Гофман пишет о лояльности большевиков западным союзникам: «Русские придавали большое значение привязке к Восточному фронту германских войск, размещенных здесь, и предотвращению их транспортировки на запад… Еще перед началом брест-литовских переговоров нами был получен приказ о переводе на запад основной части нашей восточной армии. Поэтому мне не составило труда согласиться с условием русских» {544} . Это положение было включено в соглашение о перемирии от 25 декабря 1917 г.: «Договаривающиеся стороны обещают не предпринимать переводы войск до 14 января 1918 г. на фронте между Черным морем и Балтийским морем, если такие переводы не были уже начаты к моменту подписания перемирия» {545}.

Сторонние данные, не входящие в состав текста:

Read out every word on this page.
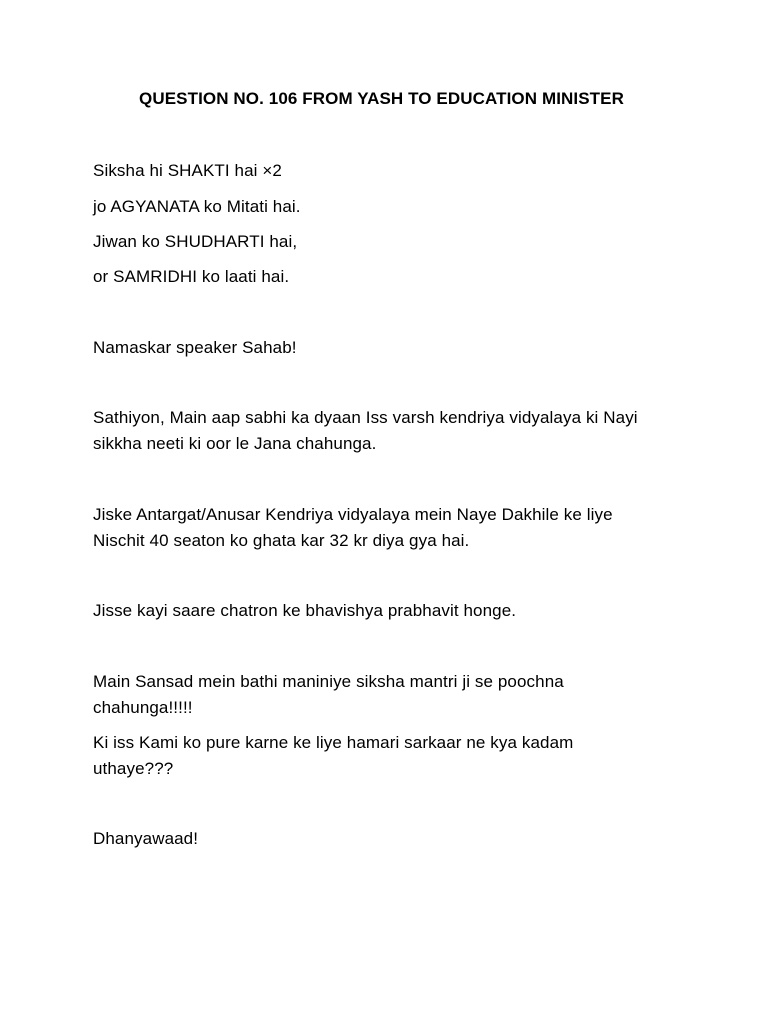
QUESTION NO. 106 FROM YASH TO EDUCATION MINISTER
Siksha hi SHAKTI hai ×2
jo AGYANATA ko Mitati hai.
Jiwan ko SHUDHARTI hai,
or SAMRIDHI ko laati hai.
Namaskar speaker Sahab!
Sathiyon, Main aap sabhi ka dyaan Iss varsh kendriya vidyalaya ki Nayi
sikkha neeti ki oor le Jana chahunga.
Jiske Antargat/Anusar Kendriya vidyalaya mein Naye Dakhile ke liye
Nischit 40 seaton ko ghata kar 32 kr diya gya hai.
Jisse kayi saare chatron ke bhavishya prabhavit honge.
Main Sansad mein bathi maniniye siksha mantri ji se poochna
chahunga!!!!!
Ki iss Kami ko pure karne ke liye hamari sarkaar ne kya kadam
uthaye???
Dhanyawaad!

Кюльман начал 22 декабря 1917 г. трехдневные переговоры сладкими речами: «Наши переговоры начинаются в преддверии праздника, который на протяжении многих столетий обещал мир на земле и благоволение в человецех» {546} . Перед Германией распростерлась жертва, и немцы были близки к цели, которой они три года добивались огнем и мечом, газами и огнеметами. Переговоры представляли собой необычное зрелище. Вспоминает один из членов русской делегации;

«Собранные вместе поспешно, составленные из элементов, ни в коем случае не единодушных в своих тактических взглядах и — хуже всего — не имеющих возможности прийти к взаимопониманию между собой, не имея опыта в искусстве дипломатического обмана там, где многое значило каждое слово, большевистская делегация выступила против опытного противника, который предусмотрел все свои действия заранее. Не зря перед немцами и союзными с ними дипломатами лежали отпечатанные инструкции, ремарки, меморандумы, в то время как перед нами лежали лишь чистые листы белой бумаги с аккуратной синей оберткой, приготовленные самими же немцами» {547}.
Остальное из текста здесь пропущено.